DISCLAIMER: Not mine . . . wish it was. :p
WARNING: Anyone who knows me will tell you I lean toward the darker side of the spectrum.
AUTHOR'S NOTE: Thanks for beta'ing . . you know who you are. :D
ARCHIVING: Only with the permission of the author.
I'm yours at night. Alone, together I can give you all I am. I can love you and be loved by you. I can lock the door and darken the windows and make sure that the world can't get in, can't interfere with the fire between us.
During the moon's day I leave my mask behind, throw it to the wind, feed it to the stray dogs that hang around your house. They too know of your kindness.
And I, stray dog that I am, know your kindness and so much more. You allowed me in your house, in your heart, on your furniture. You fed me with your hands on my body, and washed me with your unrelenting eyes. Made this unwanted mutt feel pure and loved and even, dare I say it, desired.

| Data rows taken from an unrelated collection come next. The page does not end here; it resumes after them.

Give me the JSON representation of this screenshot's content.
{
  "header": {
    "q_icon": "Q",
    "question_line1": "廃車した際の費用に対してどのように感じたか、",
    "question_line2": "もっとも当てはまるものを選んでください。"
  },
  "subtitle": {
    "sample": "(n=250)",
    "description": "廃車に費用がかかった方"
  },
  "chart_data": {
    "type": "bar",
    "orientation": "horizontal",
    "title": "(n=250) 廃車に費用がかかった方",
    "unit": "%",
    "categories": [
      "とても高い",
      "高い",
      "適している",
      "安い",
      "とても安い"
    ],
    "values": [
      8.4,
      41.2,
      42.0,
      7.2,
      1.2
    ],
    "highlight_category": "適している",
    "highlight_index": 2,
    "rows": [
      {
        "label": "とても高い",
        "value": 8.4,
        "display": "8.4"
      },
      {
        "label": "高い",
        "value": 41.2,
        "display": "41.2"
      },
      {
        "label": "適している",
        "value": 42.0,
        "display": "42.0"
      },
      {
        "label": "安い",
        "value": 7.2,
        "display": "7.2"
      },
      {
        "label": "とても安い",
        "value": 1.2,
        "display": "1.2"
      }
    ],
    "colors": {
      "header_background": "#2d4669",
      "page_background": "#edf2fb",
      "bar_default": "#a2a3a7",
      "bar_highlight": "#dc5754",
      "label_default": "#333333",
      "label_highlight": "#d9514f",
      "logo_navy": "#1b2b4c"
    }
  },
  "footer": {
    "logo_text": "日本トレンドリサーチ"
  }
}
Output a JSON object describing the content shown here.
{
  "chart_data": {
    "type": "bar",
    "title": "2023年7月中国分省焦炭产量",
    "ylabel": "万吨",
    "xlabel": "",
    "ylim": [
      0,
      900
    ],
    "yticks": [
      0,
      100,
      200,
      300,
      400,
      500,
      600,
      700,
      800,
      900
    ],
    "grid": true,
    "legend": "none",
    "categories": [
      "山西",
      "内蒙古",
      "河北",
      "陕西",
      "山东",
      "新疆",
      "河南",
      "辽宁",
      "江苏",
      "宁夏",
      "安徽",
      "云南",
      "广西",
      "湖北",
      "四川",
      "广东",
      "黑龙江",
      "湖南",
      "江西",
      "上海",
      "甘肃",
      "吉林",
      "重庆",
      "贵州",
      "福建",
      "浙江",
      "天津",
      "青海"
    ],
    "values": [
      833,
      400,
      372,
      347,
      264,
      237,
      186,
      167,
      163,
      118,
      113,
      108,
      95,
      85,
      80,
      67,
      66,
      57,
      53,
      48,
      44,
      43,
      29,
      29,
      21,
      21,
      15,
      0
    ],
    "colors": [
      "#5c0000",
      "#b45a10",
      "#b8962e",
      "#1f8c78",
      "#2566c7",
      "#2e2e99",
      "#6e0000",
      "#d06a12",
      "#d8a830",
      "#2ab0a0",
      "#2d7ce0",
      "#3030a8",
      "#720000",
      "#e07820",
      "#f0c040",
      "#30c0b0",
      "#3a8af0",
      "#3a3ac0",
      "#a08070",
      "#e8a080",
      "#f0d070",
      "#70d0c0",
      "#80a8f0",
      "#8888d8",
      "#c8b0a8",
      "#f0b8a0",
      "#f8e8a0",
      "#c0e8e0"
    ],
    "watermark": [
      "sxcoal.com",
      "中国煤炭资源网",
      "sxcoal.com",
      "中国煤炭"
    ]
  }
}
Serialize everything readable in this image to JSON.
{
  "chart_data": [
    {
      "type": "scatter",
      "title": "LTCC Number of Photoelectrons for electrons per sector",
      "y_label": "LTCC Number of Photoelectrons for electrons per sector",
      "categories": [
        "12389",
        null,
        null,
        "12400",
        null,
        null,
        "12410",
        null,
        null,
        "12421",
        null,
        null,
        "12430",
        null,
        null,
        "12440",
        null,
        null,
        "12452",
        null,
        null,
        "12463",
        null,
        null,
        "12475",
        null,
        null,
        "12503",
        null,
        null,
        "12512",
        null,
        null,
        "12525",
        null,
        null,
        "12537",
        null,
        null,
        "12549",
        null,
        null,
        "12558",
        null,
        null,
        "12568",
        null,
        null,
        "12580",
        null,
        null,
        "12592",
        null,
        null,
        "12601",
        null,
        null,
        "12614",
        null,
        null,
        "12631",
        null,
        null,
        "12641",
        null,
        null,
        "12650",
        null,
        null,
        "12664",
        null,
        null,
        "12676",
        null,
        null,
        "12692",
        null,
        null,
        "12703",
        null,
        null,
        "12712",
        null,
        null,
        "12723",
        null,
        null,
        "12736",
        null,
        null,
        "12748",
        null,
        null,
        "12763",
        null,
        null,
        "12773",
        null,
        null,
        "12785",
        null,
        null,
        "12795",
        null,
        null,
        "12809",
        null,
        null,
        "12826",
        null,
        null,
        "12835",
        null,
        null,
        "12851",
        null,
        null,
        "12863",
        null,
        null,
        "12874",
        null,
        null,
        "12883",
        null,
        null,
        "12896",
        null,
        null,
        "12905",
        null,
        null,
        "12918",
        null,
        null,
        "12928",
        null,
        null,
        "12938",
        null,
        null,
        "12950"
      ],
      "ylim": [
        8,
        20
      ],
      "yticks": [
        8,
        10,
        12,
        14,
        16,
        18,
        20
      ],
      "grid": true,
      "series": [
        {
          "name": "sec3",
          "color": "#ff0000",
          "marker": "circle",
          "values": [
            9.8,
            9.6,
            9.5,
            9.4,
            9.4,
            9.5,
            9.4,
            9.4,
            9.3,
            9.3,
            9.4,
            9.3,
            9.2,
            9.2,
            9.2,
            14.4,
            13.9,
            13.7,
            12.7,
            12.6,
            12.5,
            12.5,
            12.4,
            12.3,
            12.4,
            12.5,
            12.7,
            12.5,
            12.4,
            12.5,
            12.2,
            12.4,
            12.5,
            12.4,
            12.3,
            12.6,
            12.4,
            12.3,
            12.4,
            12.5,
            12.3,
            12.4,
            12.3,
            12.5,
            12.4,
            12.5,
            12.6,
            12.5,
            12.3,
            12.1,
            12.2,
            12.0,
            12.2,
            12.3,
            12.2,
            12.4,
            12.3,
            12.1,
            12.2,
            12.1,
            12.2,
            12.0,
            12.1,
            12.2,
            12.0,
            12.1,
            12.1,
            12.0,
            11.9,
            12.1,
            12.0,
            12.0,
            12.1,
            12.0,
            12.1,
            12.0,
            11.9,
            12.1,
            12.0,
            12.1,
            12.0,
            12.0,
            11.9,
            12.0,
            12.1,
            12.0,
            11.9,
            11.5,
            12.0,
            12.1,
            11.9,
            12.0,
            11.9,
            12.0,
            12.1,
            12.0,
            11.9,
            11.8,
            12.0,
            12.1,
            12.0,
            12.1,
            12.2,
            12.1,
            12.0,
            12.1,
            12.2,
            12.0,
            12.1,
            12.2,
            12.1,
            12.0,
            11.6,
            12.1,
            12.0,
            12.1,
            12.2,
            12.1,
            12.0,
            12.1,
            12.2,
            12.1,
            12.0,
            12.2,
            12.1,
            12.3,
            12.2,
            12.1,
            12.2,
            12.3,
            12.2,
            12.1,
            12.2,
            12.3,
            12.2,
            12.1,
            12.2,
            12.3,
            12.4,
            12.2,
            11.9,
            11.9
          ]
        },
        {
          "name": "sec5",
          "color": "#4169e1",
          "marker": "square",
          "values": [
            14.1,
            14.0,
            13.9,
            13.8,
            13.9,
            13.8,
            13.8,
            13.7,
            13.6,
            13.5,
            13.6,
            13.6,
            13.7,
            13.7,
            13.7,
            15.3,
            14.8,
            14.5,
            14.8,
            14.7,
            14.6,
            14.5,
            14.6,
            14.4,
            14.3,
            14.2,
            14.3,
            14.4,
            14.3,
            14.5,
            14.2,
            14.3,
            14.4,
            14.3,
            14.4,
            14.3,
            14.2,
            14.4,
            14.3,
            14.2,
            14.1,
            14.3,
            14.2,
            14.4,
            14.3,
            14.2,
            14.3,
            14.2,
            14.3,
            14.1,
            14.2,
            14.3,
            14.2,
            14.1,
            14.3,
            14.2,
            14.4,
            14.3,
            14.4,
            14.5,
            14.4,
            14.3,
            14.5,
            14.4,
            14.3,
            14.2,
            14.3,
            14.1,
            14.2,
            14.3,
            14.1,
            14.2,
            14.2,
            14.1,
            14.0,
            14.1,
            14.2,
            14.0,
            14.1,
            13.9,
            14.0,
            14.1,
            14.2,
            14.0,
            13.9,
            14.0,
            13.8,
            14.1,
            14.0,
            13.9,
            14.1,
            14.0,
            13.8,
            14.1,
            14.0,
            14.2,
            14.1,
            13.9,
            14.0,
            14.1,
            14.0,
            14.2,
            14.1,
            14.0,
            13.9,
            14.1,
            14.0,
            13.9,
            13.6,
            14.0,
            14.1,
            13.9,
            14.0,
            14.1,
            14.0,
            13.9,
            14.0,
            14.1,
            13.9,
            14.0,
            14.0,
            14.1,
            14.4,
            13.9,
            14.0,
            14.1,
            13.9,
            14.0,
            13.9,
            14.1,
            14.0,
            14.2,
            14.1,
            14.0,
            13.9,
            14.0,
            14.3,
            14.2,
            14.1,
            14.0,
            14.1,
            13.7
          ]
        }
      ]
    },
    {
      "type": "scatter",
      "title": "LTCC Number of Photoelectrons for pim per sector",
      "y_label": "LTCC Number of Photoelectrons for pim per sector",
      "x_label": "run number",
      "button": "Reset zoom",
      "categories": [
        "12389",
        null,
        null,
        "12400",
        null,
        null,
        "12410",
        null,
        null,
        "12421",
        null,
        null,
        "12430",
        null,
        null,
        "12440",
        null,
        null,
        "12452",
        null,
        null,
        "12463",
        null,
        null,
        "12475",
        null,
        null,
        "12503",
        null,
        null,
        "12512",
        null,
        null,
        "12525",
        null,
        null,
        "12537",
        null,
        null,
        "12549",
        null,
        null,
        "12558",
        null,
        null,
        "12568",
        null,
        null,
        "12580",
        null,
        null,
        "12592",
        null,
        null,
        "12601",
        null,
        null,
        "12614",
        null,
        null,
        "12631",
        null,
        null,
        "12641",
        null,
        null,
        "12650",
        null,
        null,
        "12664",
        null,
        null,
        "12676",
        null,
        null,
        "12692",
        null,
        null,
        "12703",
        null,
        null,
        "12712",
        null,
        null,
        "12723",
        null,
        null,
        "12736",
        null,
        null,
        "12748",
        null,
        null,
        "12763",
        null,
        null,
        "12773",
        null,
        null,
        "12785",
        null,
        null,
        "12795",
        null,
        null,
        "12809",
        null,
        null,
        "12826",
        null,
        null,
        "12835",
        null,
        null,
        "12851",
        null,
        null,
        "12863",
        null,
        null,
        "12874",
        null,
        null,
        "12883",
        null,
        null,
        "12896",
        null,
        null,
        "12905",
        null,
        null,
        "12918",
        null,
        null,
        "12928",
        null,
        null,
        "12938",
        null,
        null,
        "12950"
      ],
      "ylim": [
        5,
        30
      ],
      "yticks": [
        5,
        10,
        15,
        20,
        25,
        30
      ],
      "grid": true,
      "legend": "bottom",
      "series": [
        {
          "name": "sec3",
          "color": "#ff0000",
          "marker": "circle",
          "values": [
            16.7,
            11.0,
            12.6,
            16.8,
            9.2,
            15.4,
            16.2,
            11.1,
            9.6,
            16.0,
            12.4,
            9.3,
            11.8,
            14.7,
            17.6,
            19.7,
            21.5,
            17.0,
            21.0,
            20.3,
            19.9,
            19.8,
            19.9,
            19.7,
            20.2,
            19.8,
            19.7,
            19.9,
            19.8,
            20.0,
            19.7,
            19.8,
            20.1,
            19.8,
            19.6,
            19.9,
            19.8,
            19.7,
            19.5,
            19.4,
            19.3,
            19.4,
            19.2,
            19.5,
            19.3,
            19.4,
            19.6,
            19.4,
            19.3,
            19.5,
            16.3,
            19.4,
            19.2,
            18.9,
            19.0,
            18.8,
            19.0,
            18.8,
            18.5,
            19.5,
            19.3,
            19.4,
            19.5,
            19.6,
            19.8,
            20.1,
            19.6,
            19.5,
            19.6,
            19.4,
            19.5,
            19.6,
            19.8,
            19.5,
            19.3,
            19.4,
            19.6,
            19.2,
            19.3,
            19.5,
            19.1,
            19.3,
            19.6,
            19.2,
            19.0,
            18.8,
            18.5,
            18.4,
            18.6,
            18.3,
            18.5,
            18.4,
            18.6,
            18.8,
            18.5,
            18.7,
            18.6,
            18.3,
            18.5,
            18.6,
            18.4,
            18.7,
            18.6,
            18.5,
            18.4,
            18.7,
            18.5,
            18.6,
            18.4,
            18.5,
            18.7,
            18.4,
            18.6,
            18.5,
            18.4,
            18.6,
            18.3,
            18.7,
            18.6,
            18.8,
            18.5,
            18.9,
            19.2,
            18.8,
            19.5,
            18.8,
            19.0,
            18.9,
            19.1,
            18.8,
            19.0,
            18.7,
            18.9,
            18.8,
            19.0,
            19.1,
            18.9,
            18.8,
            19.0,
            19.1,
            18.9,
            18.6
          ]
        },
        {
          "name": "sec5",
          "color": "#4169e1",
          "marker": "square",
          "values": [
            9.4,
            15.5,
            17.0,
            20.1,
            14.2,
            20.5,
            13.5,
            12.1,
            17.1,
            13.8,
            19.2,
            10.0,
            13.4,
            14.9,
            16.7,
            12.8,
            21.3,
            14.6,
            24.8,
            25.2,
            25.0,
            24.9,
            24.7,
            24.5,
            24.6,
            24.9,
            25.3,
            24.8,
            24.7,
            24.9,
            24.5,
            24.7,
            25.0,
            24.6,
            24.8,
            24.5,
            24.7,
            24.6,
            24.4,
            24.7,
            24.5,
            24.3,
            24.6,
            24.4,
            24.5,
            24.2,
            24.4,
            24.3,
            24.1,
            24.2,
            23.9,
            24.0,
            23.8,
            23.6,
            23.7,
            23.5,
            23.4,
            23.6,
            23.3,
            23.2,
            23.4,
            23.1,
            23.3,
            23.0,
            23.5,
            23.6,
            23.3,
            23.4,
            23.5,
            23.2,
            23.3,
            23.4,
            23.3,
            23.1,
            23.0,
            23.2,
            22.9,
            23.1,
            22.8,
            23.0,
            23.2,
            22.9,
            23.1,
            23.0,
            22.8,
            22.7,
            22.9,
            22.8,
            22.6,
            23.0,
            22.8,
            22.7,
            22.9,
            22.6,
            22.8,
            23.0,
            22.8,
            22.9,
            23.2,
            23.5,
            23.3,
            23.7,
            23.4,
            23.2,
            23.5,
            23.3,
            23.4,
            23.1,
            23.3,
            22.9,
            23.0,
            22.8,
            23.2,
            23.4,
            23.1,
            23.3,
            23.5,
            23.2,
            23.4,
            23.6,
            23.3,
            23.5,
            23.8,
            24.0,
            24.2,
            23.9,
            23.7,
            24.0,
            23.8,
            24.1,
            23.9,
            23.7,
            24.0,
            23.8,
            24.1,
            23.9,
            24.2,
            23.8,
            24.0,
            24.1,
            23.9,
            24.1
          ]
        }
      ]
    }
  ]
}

I would sleep at your feet if that was what you wanted, would eat on the floor by your legs to prove my gratitude. But you treat me as an equal, and make me feel as though maybe, just maybe, I am.
But only when we're alone. At night, but not alone together, it's even worse. My mask gone I have nothing to hide behind and they see, your friends, they see me as the lost stray and they wonder, just as I do, why you bother. What makes me worthy of your attentions? At night, with your friends, I am worthless.
But only at night. During the day the light hides more than it reveals. Do you know that? Do you know how I hide behind reflected light particles? Or do you just wonder at the change from a stray pup to a competent doctor who earns respect and even fear, but never acceptance? Do you even notice?
During the day I lock myself in an iron maiden of my own making,. Do you like it Kim? It took me years to develop, to seal every hole, to discover and strengthen every weakness, to make it impenetrable. And I had help see? This spike, my mother gave me that when she abandoned me, threw me out in the street like an unwanted dog. No wonder they call me a bitch. This one, that's my ex-husband. I thought he would take me in, thought I had found a home. All these nails and tacks? These are from all those who laughed, who pointed, who ignored me, from those who just walked away. Every sharp point in this torture chamber of my memories has a reason, even if I have forgotten it.
What do you think of my suit Kim? Do you hate it as much as I do? Do you see me trying to reach out to you from behind this smooth shiny metal? Do you fear it as well? Do you see how it will be the cause of our destruction?
I'd destroy it if I could Kim. I would melt it down or sell it for scrap if I could. I would give up my protection for you Kim, would walk around naked and vulnerable for you. If I could, if I knew how.
During the day I want your help but can't ask. During the night I can ask but I don't know how.
Can you teach this stray dog to beg Kim? Before its too late?